GE’s Fast Track services offer assistance and education to researchers transitioning from lab scale to pilot or manufacturing scale, including process development and manufacturing support, education and training, for example, on the scale-up process. Eppendorf also offers in-depth support at its facility in Enfield, Conn., where customers can spend two weeks learning scale-up technology transfer from Eppendorf’s scientists and bioengineers, says Ma Sha, director of technical applications at Eppendorf.
Use scale-down modeling for optimization
Using scale-down modeling is an essential part of scaling up. Scale-down modeling tools, such as benchtop bioreactors, are valuable for identifying process parameters and make optimization less costly. These systems mimic more traditional, larger-scale growth chambers but enable researchers to manage and monitor multiple cell lines and experiments simultaneously. Examples include Eppendorf’s scalable BioFlo 320 benchtop bioprocess system and recently released BioBLU® 3f Single-Use Fermentor; GE’s ReadyToProcess WAVE™ 25 bioreactor and Xcellerex™ XDR-10 systems; and Sartorius Stedum’s widely used ambr® 15 and ambr® 250 bioreactor systems.
MilliporeSigma’s scalable FlexReady system is modular, with options for chromatography, tangential flow filtration, media and buffer preparation, clarification and virus filtration.

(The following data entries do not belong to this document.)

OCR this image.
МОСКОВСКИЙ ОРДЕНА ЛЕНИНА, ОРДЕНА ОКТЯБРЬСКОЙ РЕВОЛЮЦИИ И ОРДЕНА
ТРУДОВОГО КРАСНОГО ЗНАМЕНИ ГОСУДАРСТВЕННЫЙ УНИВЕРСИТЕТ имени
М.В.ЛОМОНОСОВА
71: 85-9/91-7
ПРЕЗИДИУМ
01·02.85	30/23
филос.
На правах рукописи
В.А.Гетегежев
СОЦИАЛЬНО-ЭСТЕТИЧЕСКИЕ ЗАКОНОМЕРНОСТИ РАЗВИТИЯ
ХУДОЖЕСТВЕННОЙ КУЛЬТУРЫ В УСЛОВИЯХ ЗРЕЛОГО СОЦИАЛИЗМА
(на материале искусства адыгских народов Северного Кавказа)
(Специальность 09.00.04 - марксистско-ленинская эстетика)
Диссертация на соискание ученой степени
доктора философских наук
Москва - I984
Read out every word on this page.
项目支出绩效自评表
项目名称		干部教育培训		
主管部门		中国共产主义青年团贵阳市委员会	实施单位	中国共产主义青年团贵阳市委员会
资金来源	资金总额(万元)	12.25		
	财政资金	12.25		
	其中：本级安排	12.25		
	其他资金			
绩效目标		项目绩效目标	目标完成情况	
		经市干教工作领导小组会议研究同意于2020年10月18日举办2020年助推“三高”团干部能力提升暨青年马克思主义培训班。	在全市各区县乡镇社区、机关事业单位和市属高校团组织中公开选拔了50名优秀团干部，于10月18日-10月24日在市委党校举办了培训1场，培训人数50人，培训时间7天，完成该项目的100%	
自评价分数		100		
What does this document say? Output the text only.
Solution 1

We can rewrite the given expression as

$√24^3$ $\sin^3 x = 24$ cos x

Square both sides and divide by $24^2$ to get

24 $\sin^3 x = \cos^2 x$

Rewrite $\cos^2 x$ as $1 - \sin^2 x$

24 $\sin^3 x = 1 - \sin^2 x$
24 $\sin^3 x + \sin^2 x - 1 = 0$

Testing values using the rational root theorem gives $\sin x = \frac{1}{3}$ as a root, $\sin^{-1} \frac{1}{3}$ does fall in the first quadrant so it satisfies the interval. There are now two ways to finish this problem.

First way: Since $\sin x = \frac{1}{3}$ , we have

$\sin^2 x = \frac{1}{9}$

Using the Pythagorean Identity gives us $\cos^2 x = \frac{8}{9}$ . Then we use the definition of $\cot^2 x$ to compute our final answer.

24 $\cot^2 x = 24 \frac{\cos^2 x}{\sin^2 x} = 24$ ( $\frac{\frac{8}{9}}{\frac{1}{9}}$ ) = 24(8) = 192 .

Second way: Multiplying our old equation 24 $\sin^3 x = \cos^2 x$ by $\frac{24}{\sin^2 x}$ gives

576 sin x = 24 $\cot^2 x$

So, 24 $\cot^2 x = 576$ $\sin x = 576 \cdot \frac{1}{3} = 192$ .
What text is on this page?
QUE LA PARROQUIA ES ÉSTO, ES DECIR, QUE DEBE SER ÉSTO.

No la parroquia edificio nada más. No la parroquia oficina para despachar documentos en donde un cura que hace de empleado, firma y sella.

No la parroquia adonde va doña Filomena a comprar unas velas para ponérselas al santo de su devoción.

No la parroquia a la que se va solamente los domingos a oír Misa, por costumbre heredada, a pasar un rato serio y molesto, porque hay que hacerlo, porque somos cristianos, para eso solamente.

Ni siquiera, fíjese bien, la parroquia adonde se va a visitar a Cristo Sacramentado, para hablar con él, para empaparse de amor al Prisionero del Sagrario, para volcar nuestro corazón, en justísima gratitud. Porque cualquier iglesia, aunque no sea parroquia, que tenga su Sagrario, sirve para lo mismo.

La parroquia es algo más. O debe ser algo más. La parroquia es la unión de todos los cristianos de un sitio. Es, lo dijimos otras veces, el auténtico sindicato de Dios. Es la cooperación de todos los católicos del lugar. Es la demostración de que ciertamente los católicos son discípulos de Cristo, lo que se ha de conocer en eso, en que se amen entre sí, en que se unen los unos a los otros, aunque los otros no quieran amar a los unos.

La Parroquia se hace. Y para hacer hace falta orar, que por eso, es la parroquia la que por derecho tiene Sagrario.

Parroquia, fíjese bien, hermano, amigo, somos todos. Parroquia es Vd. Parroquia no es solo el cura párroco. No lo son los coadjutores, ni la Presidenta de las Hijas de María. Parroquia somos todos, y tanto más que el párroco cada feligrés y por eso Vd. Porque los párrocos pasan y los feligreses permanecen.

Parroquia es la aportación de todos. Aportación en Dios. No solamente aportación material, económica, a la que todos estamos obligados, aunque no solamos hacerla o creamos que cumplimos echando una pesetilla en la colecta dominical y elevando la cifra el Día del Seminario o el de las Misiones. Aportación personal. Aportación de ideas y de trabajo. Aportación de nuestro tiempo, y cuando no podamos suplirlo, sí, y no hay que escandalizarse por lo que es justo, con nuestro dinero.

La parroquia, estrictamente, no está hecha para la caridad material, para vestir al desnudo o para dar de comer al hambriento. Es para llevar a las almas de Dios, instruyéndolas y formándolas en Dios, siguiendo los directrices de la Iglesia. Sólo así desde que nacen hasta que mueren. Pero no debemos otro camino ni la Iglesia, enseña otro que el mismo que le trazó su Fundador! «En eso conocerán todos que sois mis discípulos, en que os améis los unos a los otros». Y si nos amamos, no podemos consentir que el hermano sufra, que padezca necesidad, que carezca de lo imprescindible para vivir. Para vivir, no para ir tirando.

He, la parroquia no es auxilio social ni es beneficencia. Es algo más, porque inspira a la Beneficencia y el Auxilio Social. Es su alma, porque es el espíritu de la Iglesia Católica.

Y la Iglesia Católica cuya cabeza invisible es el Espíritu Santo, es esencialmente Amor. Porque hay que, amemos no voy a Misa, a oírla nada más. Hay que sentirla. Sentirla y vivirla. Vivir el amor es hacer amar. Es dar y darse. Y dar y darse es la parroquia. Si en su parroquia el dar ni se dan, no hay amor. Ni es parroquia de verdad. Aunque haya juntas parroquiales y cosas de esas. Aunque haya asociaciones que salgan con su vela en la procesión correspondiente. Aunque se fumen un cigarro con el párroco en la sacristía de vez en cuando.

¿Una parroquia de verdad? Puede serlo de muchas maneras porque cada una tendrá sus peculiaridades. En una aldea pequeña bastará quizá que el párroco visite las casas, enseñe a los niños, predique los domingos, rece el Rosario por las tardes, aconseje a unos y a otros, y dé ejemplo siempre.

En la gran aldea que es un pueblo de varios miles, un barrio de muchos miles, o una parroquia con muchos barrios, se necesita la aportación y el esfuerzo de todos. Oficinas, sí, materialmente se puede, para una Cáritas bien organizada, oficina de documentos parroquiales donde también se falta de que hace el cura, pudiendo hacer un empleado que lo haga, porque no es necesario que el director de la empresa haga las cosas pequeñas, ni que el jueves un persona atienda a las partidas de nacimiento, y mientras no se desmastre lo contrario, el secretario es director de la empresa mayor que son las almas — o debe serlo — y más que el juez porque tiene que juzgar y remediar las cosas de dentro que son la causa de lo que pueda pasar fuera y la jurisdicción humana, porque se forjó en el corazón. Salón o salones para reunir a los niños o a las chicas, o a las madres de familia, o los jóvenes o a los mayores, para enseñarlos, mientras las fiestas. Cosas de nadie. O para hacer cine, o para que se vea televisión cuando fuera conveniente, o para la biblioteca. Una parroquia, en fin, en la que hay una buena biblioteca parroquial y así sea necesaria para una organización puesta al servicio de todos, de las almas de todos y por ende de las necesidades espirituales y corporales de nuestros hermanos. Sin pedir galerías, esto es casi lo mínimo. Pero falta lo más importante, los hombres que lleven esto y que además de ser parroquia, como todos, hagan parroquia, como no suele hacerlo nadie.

In protein scale-up protocols, the order of events and the tools utilized can be critical to the optimization process. Workflow optimization is hard to predict and requires some trial and error testing, but scale-down modeling can give researchers a glimpse into the workflow process without a heavy investment of time on the instruments and costly reagents. Sequencing and integration of unit operations is essential,” says Bala Raghunath, director of global manufacturing sciences and technology in process solutions at Merck KGaA, Darmstadt, Germany. “Unit operations are often equipment- and operation-dependent and may not be easy to estimate, based on operations at a small scale.” Scale-down modeling can help to optimize the sequence of unit operations.
Makowiecki urges researchers to view the scale-up process holistically, from beginning to end. This perspective will help them avoid common pitfalls, such as choosing unnecessary process steps, not identifying appropriate process parameters and integrating devices that are not cGMP-compliant. “Quality by design begins early, at the bench scale—designing in the appropriate tools for the appropriate job,” he says. Arm yourself with information early, and your scale-up process will be relatively smooth.